J'ai fait un rêve étrange.

Il y avait un cirque, à Agorreta. La ferme était pleine de spectateurs impatients.

Dix énormes éléphants furent lâchés dans le pré. Mes Neskaks, affolées, s'enfuirent, heurtant les clôtures. Les éléphants après un petit galop lourdaud, se mirent à paître dans l'herbe grasse. Les génisses comprirent qu'elles n'avaient pas grand chose à craindre des pachydermes, et se calmèrent, pâturant à leur tour, un peu plus bas.
Deux tigres étaient parqués dans l'enclos des chèvres, chez Nicolas.
Où étaient passées lesdites chèvres ? je ne sais pas. Ces tigres n'étaient pas bien meilleurs que les loups de celle de Seguin...

Enervés par l'agitation dans le champ, les tigres sautèrent par dessus le grillage, et coursèrent les vaches. Je les voyais faire, depuis la fenêtre de la cuisine, ici.
Mes chiens, excités par tout ce remue-ménage, sautèrent dans le pré, et pourchassèrent les tigres, pourchassant eux-mêmes les génisses. C'était horrible : les tigres allaient se jeter sur mes belles, les lacérer, puis, s'en prendre ensuite à mes pauvres chiens, et n'en faire qu'une bouchée.
Je hurlais depuis la fenêtre, les gens hurlaient aussi, penchés à toutes les ouvertures de la ferme bondée.
Bullou mordillait un tigre à la cuisse. Lui, trop occupé à courser un éléphant, la laissait faire. Mes génisses n'étaient plus là. Il n'y avait plus que les deux tigres, lancés en pleine course, puissants, le pelage épais et brillant, les gueules ouvertes sur les crocs acérés, et les éléphants, barrissant leur détresse.

Je récupérais l'un après l'autre mes trois chiens, revenus à la fenêtre. Ils étaient saufs !
Je récupérais aussi un vieil homme et un enfant, qu'on avait emmitouflés dans un drap, et descendus de l'étage. Une chaîne de solidarité s'organisait, pour sauver gens et bêtes du carnage.
Il me manquait Ballurdo, mon fidèle cabot beige.

Je l'appelai, l'appelai, désespérée.
Puis, je me souviens qu'il était mort.

Tous ceux que j'aurais pu sauver étaient bien saufs.
Ouf !

Nous sommes beaucoup dans les rêves, ces temps-ci à Agorreta.
Rêves de nuits et rêves de jours.

Mon père voyage énormément, dans sa tête. 
Il va souvent à Sare, y conduit le tracteur sur des pentes dangereuses, mais s'en sort.
Les cultures viennent bien, la terre y est grasse, et l'eau ne manque pas.
Il voit des gens chaleureux et gais, des enfants joueurs.

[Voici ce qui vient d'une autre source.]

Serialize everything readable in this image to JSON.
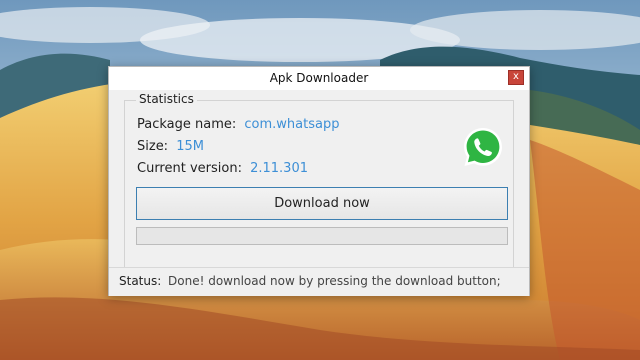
{
  "window": {
    "title": "Apk Downloader",
    "close_glyph": "x"
  },
  "statistics": {
    "legend": "Statistics",
    "package_label": "Package name:",
    "package_value": "com.whatsapp",
    "size_label": "Size:",
    "size_value": "15M",
    "version_label": "Current version:",
    "version_value": "2.11.301"
  },
  "app_icon": {
    "icon": "whatsapp-logo-icon",
    "color": "#2fb543"
  },
  "download_button": {
    "label": "Download now"
  },
  "progress": {
    "value": 0
  },
  "status": {
    "label": "Status:",
    "text": "Done! download now by pressing the download button;"
  },
  "colors": {
    "accent": "#3d8fd6",
    "close": "#c8453a"
  }
}
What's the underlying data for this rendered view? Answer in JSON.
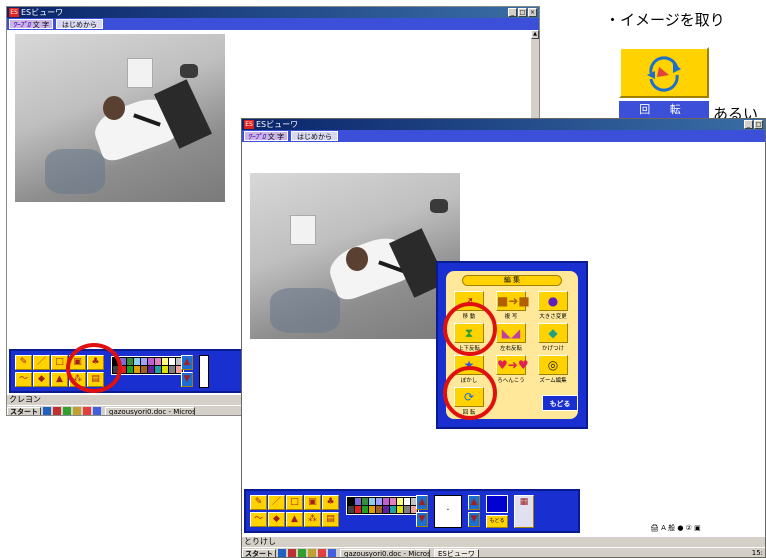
{
  "note": {
    "line1": "・イメージを取り",
    "line2": "あるい"
  },
  "rotate_button": {
    "label": "回 転"
  },
  "window_back": {
    "title": "ESビューワ",
    "menu_left": "ﾜｰﾌﾟﾛ 文 字",
    "menu_right": "はじめから",
    "status": "クレヨン"
  },
  "window_front": {
    "title": "ESビューワ",
    "menu_left": "ﾜｰﾌﾟﾛ 文 字",
    "menu_right": "はじめから",
    "status": "とりけし",
    "back_small_label": "もどる"
  },
  "edit_dialog": {
    "title": "編 集",
    "items": [
      {
        "label": "移 動",
        "icon": "move-icon"
      },
      {
        "label": "複 写",
        "icon": "copy-icon"
      },
      {
        "label": "大きさ変更",
        "icon": "resize-icon"
      },
      {
        "label": "上下反転",
        "icon": "flip-vertical-icon"
      },
      {
        "label": "左右反転",
        "icon": "flip-horizontal-icon"
      },
      {
        "label": "かげつけ",
        "icon": "shadow-icon"
      },
      {
        "label": "ぼかし",
        "icon": "blur-icon"
      },
      {
        "label": "ろへんこう",
        "icon": "color-change-icon"
      },
      {
        "label": "ズーム編集",
        "icon": "zoom-edit-icon"
      },
      {
        "label": "回 転",
        "icon": "rotate-icon"
      }
    ],
    "back_label": "もどる"
  },
  "taskbar_back": {
    "start": "スタート",
    "item": "gazousyori0.doc - Micros..."
  },
  "taskbar_front": {
    "start": "スタート",
    "item1": "gazousyori0.doc - Micros...",
    "item2": "ESビューワ",
    "clock": "15:"
  },
  "colors": {
    "accent_red": "#e01010",
    "toolbar_blue": "#1a2fd0",
    "button_yellow": "#ffd200"
  }
}
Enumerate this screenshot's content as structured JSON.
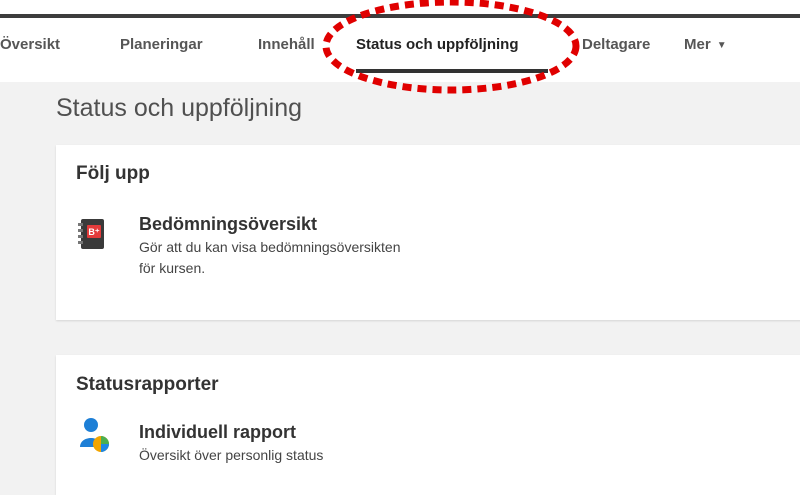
{
  "nav": {
    "tabs": [
      {
        "label": "Översikt"
      },
      {
        "label": "Planeringar"
      },
      {
        "label": "Innehåll"
      },
      {
        "label": "Status och uppföljning"
      },
      {
        "label": "Deltagare"
      },
      {
        "label": "Mer"
      }
    ],
    "active_tab": "Status och uppföljning"
  },
  "page": {
    "title": "Status och uppföljning"
  },
  "sections": [
    {
      "title": "Följ upp",
      "items": [
        {
          "title": "Bedömningsöversikt",
          "description_line1": "Gör att du kan visa bedömningsöversikten",
          "description_line2": "för kursen.",
          "icon": "gradebook-icon"
        }
      ]
    },
    {
      "title": "Statusrapporter",
      "items": [
        {
          "title": "Individuell rapport",
          "description_line1": "Översikt över personlig status",
          "icon": "user-report-icon"
        }
      ]
    }
  ],
  "colors": {
    "background": "#f2f2f2",
    "card": "#ffffff",
    "annotation": "#e00000",
    "text": "#333333"
  }
}
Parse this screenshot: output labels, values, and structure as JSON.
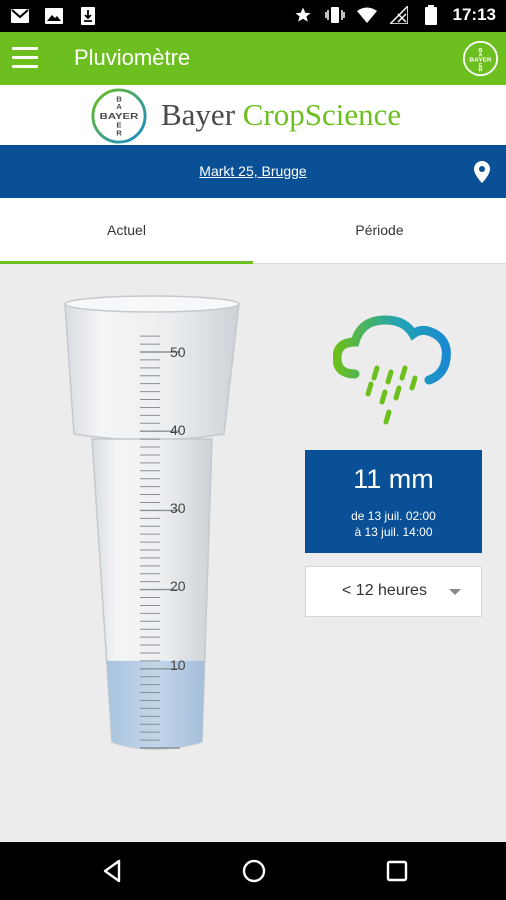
{
  "status_bar": {
    "time": "17:13",
    "left_icons": [
      "gmail-icon",
      "image-icon",
      "download-icon"
    ],
    "right_icons": [
      "star-icon",
      "vibrate-icon",
      "wifi-icon",
      "no-signal-icon",
      "battery-icon"
    ]
  },
  "app_bar": {
    "title": "Pluviomètre",
    "logo_text": "BAYER"
  },
  "brand": {
    "logo_text": "BAYER",
    "name_part1": "Bayer ",
    "name_part2": "CropScience"
  },
  "location": {
    "address": "Markt 25, Brugge"
  },
  "tabs": [
    {
      "label": "Actuel",
      "active": true
    },
    {
      "label": "Période",
      "active": false
    }
  ],
  "gauge": {
    "scale_labels": [
      "50",
      "40",
      "30",
      "20",
      "10"
    ],
    "fill_mm": 11,
    "max_mm": 50
  },
  "rain": {
    "value": "11 mm",
    "from": "de 13 juil. 02:00",
    "to": "à 13 juil. 14:00"
  },
  "period_select": {
    "value": "< 12 heures"
  },
  "colors": {
    "green": "#6cbf1e",
    "blue": "#0a5096"
  }
}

Sa seule inquiétude est d'être bien revenu à Agorreta, parmi nous.
Quand il me voit, il me prend le bras :

-  Aahh, hor haiz !

-  Aahh, tu es là !

Il s'enquiert aussi de la présence d'Antton et de Beñat. Je le rassure.
Je m'inquiète : qu'il réclame Antton, c'est le signe d'un très sérieux désordre dans ses neurones.
Et qu'il me touche le bras, affectueusement, alors là, rien ne va plus !

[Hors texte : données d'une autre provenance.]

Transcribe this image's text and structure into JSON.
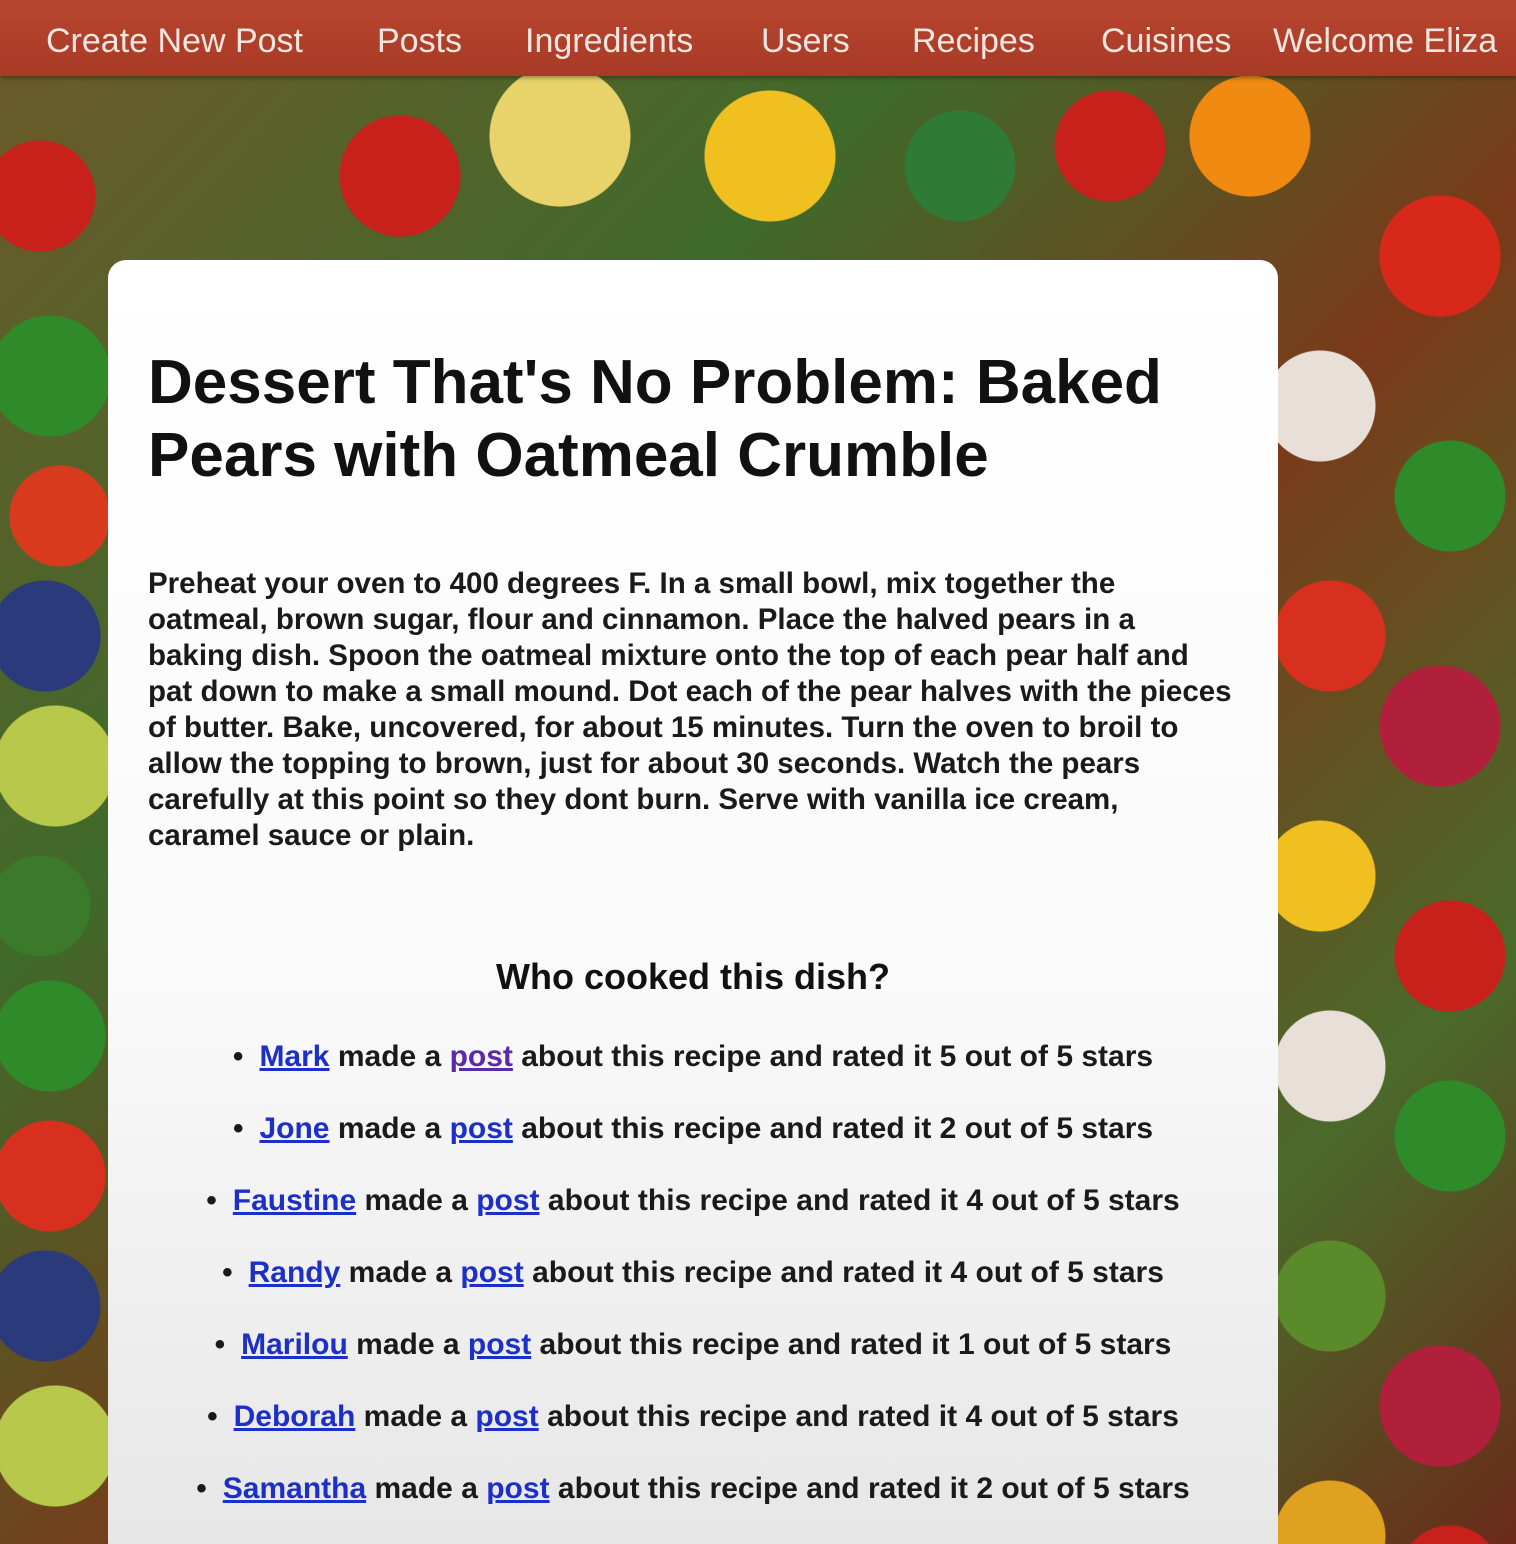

Je me souviens de cette fois où il avait cru que ma mère, pendant la tournée du lait, avait eu un accident. Là, déjà, avait-il rêvé éveillé ? Ou quelqu'un, mal renseigné, l'avait-il inutilement alarmé ? Je ne sais pas.
Toujours est-il que quand nous revînmes à la ferme, avec ma mère, au volant de notre petite Clio rouge de l'époque, nous croisâmes on père, au volant de son tracteur, lui, en partance pour vider la bennette à fumier.
Nous voyant, sauves toutes les deux, il ouvrit grand ses bras, et se prit ensuite les mains, remerciant le Seigneur. Attitude rarissime chez ce païen patenté. Oui, son goût pour la messe lui est venu sur le tard...
Il ne descendit quand-même pas du tracteur, pour prendre sa femme et sa fille chéries, qu'il avait crues perdues, dans ses bras.
Non, après cette manifestation d'effusion incroyable, il enclencha la vitesse, et reprit son parcours.
Que d'émotions !

Là, pour qu'il me touche les bras, nous en sommes à un paroxysme affectif jamais atteint.
J'en suis toute bouleversée...

Enfin, mon père revient content de ses contrées. Il nous partage sa joie et ses nouveaux paysages.
Parfois, rarement, il voit par terre des rats et des serpents. Nous demande de leur écraser la tête, mais sans s'effrayer outre-mesure.
Il déplore juste notre sensiblerie à tous, incapables de terrasser ces tout petits monstres.

Il est reparti ailleurs, dans des endroits où la vie est meilleure.
N'est-ce pas le mieux à faire, quand la mécanique se dégrade et lâche de partout ?

C'est une chance pour lui, et pour nous.